Stiamo parlando di una formazione eccezionale, caratterizzata dalla voce accogliente e corposa di Giuseppe in simbiosi con la nobiltà del suono della sua chitarra, dalla voce profonda di Laura che ben si sposa con il suono caldo e armonioso del violoncello di Davide, intento tutto il tempo a ingioiellare il teatro di magia, e dalla carezzevole voce di Francesco, oltre che dalle sue abilità creative e organizzative.

Un’insapettata sorpresa si è incarnata in Francesco Santagata e nella sua versione acustica de “La guerra di Piero”, distante dall’originale ma non per questo priva di appeal, la quale ha suscitato grande energia e suggestioni che banalizzerei soltanto se provassi a verbalizzare.

Il vuoto che Faber ha lasciato nella musica italiana fa ancora e farà sempre troppo male, ma il sodalizio di questi artisti lo ha ricordato con professionalità, passione e, soprattutto, delicatezza. Senza fare rumore.

Il concerto-spettacolo “Bocca di rosa” ha abbracciato le diverse sfaccettature di Faber, nel rispetto della sua grandezza e poliedricità culturale.

Il concerto-spettacolo che ha reso omaggio a Faber

Le luci del TRAM si spengono dappertutto, tranne che sulla scena. Il colore del teatro è quello della notte. Il tempo si fa lungo e dilatato. Il buio separa la platea dal palco anni-luce e il pubblico si fa sempre più piccolo e inesistente di fronte all’immensità dell’universo di Faber. Sembra di stare in riva al mare, a guardare le stelle. Pare di aver appena disteso una coperta sulla sabbia e di aver alzato lo sguardo al cielo. È come aver staccato da tutto per concentrarsi sul firmamento.
La musica si fa balsamo per i sentimenti, poi catarsi, liberazione.
A partire dall’impulso dell’invidia delle comari di un paesino fino a quella di “Un giudice” perseguitato da tutti, evolutasi poi in sete di potere e di vendetta, il gruppo artistico prende delicatamente la nostra mano e cammina con noi tra le macerie che si lascia alle spalle il clima di competitività e rivalità. Si tratta di un tema maledettamente attuale: quel tentativo dell’uomo di misurarsi continuamente con gli altri che Faber analizzò mirabilmente a suo tempo, soffermandosi sulla vis non convenzionale, l’umanità e la portata allegorica della galleria dei suoi ritratti umani. Alcune note iniziali di una canzone esplodono, in seguito, in una miriade di stelle cadenti. I più cinici della platea li immagino pensare a una “sagra delle illusioni”, mentre i nati sotto il segno dell’Acquario, come me e come Faber, sono senz’altro incantati, col fiato sospeso tra cielo e mare, dinanzi a questo splendido tributo di stelle della notte del TRAM.

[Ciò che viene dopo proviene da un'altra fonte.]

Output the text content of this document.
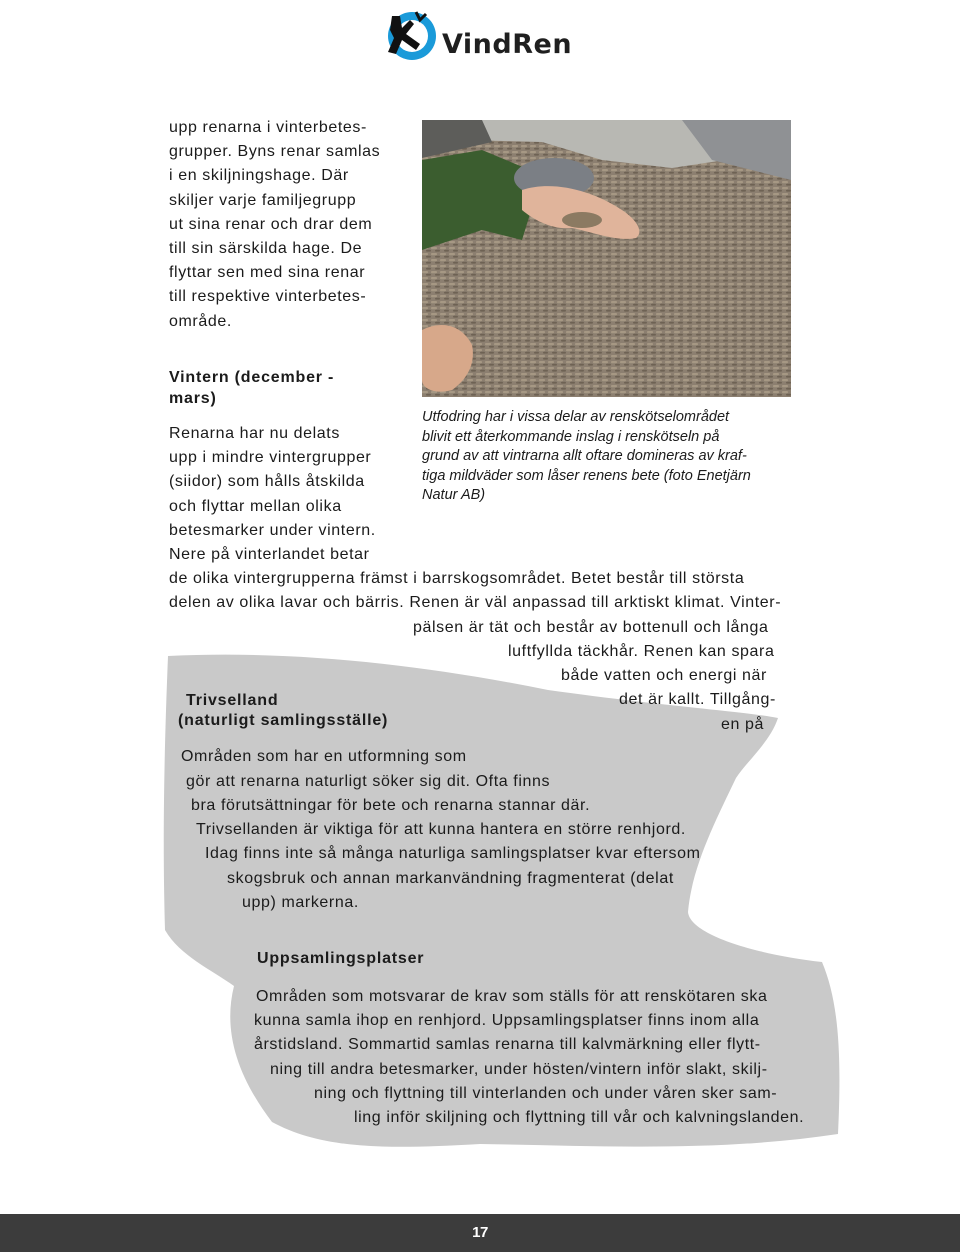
VindRen
upp renarna i vinterbetes-
grupper. Byns renar samlas
i en skiljningshage. Där
skiljer varje familjegrupp
ut sina renar och drar dem
till sin särskilda hage. De
flyttar sen med sina renar
till respektive vinterbetes-
område.
Vintern (december -
mars)
Renarna har nu delats
upp i mindre vintergrupper
(siidor) som hålls åtskilda
och flyttar mellan olika
betesmarker under vintern.
Nere på vinterlandet betar
de olika vintergrupperna främst i barrskogsområdet. Betet består till största
delen av olika lavar och bärris. Renen är väl anpassad till arktiskt klimat. Vinter-
pälsen är tät och består av bottenull och långa
luftfyllda täckhår. Renen kan spara
både vatten och energi när
det är kallt. Tillgång-
en på
Utfodring har i vissa delar av renskötselområdet
blivit ett återkommande inslag i renskötseln på
grund av att vintrarna allt oftare domineras av kraf-
tiga mildväder som låser renens bete (foto Enetjärn
Natur AB)
Trivselland
(naturligt samlingsställe)
Områden som har en utformning som
gör att renarna naturligt söker sig dit. Ofta finns
bra förutsättningar för bete och renarna stannar där.
Trivsellanden är viktiga för att kunna hantera en större renhjord.
Idag finns inte så många naturliga samlingsplatser kvar eftersom
skogsbruk och annan markanvändning fragmenterat (delat
upp) markerna.
Uppsamlingsplatser
Områden som motsvarar de krav som ställs för att renskötaren ska
kunna samla ihop en renhjord. Uppsamlingsplatser finns inom alla
årstidsland. Sommartid samlas renarna till kalvmärkning eller flytt-
ning till andra betesmarker, under hösten/vintern inför slakt, skilj-
ning och flyttning till vinterlanden och under våren sker sam-
ling inför skiljning och flyttning till vår och kalvningslanden.
17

Il brano in questione parla di un uomo che per tutta la sua vita cercò la libertà, “Il suonatore Jones”, che si disinteressò della coltivazione delle proprie terre, scegliendo di vivere in miseria, suonando. Jones si dedicò completamente alla propria arte, trovando così un modo per potersi salvare da un sistema inquinato dall’ipocrisia e da una vita con rimpianti.

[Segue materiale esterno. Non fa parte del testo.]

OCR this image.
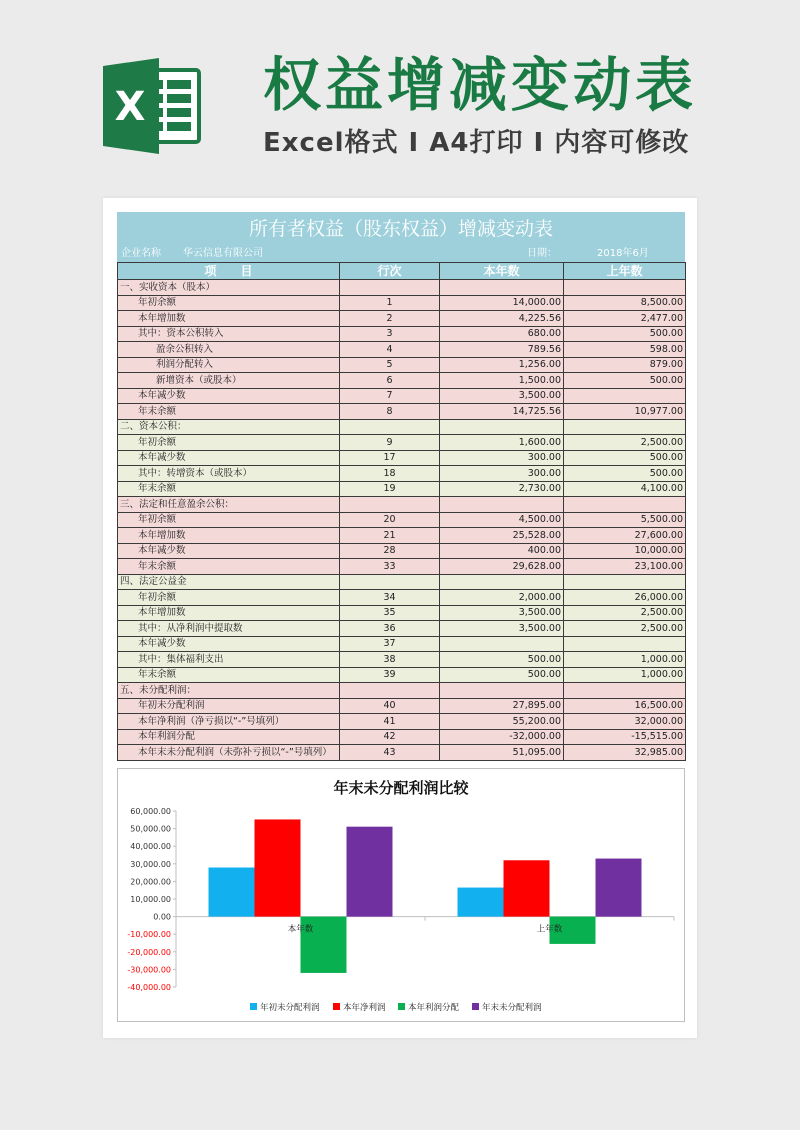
X 权益增减变动表
Excel格式 I A4打印 I 内容可修改
所有者权益（股东权益）增减变动表
企业名称 华云信息有限公司	日期：	2018年6月
项　　目	行次	本年数	上年数
一、实收资本（股本）			
年初余额	1	14,000.00	8,500.00
本年增加数	2	4,225.56	2,477.00
其中：资本公积转入	3	680.00	500.00
盈余公积转入	4	789.56	598.00
利润分配转入	5	1,256.00	879.00
新增资本（或股本）	6	1,500.00	500.00
本年减少数	7	3,500.00	
年末余额	8	14,725.56	10,977.00
二、资本公积：			
年初余额	9	1,600.00	2,500.00
本年减少数	17	300.00	500.00
其中：转增资本（或股本）	18	300.00	500.00
年末余额	19	2,730.00	4,100.00
三、法定和任意盈余公积：			
年初余额	20	4,500.00	5,500.00
本年增加数	21	25,528.00	27,600.00
本年减少数	28	400.00	10,000.00
年末余额	33	29,628.00	23,100.00
四、法定公益金			
年初余额	34	2,000.00	26,000.00
本年增加数	35	3,500.00	2,500.00
其中：从净利润中提取数	36	3,500.00	2,500.00
本年减少数	37		
其中：集体福利支出	38	500.00	1,000.00
年末余额	39	500.00	1,000.00
五、未分配利润：			
年初未分配利润	40	27,895.00	16,500.00
本年净利润（净亏损以“-”号填列）	41	55,200.00	32,000.00
本年利润分配	42	-32,000.00	-15,515.00
本年末未分配利润（未弥补亏损以“-”号填列）	43	51,095.00	32,985.00
年末未分配利润比较
60,000.00
50,000.00
40,000.00
30,000.00
20,000.00
10,000.00
0.00
-10,000.00
-20,000.00
-30,000.00
-40,000.00
本年数	上年数
年初未分配利润	本年净利润	本年利润分配	年末未分配利润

La pioggia di corpi celesti cessa quando giunge al termine il pezzo. Quando parte “La canzone di Marinella” sono assorbita completamente da note e parole, riesco a vedere il vento decantato dal palco condurre Marinella su una stella, e ad un certo punto, finisco per essere quasi travolta da una fiumana d’acqua dolce, nera di fango e di detriti, così dolcenera, la quale invade violentemente il teatro prima degli inchini e dei saluti finali.

Sebbene Faber non si definisse un poeta, la sua anima lirica gli ha permesso di creare versi che ancor oggi fanno venire la pelle d’oca, senza mai cadere nella retorica del sentimentalismo, facendo leva sulle sue fragilità e sensibilità e sul linguaggio sferzante dell’ironia.

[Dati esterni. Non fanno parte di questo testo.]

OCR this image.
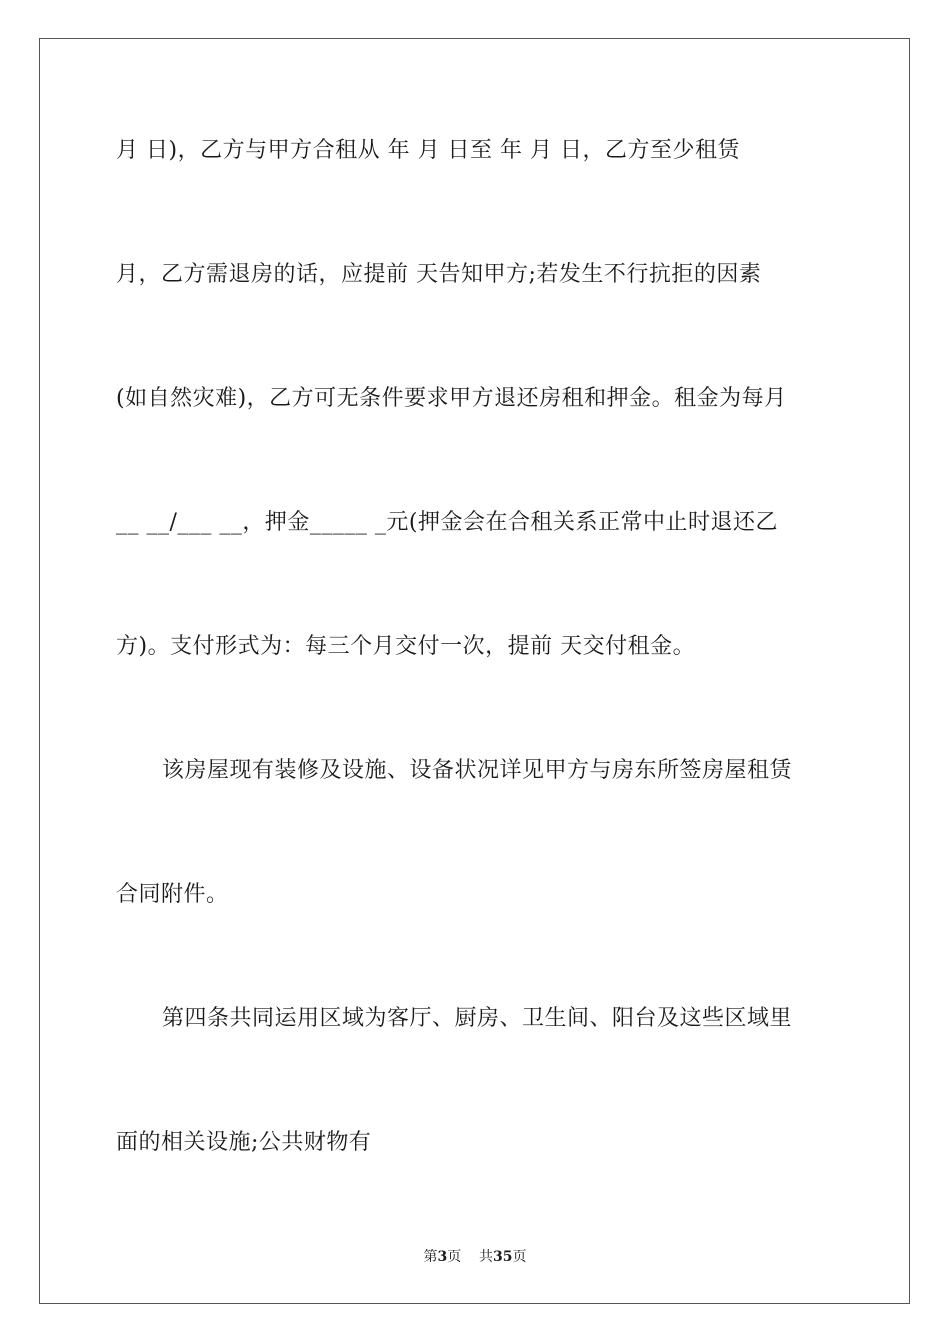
月 日)，乙方与甲方合租从 年 月 日至 年 月 日，乙方至少租赁
月，乙方需退房的话，应提前 天告知甲方;若发生不行抗拒的因素
(如自然灾难)，乙方可无条件要求甲方退还房租和押金。租金为每月
__ __/___ __，押金_____ _元(押金会在合租关系正常中止时退还乙
方)。支付形式为：每三个月交付一次，提前 天交付租金。
该房屋现有装修及设施、设备状况详见甲方与房东所签房屋租赁
合同附件。
第四条共同运用区域为客厅、厨房、卫生间、阳台及这些区域里
面的相关设施;公共财物有
第3页 共35页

Lavorare sulla persona di Fabrizio de André è difficile – spiega Luongo –, farlo sul mito è impossibile, ma non per questo non si può e deve fare. Il nostro omaggio delicato ed intimo parte da Bocca di rosa e attorno a questo soggetto girano naturalmente le canzoni di de André. Quelle sì che possono permettere di raccontarci Fabrizio al di sopra di ogni retorica.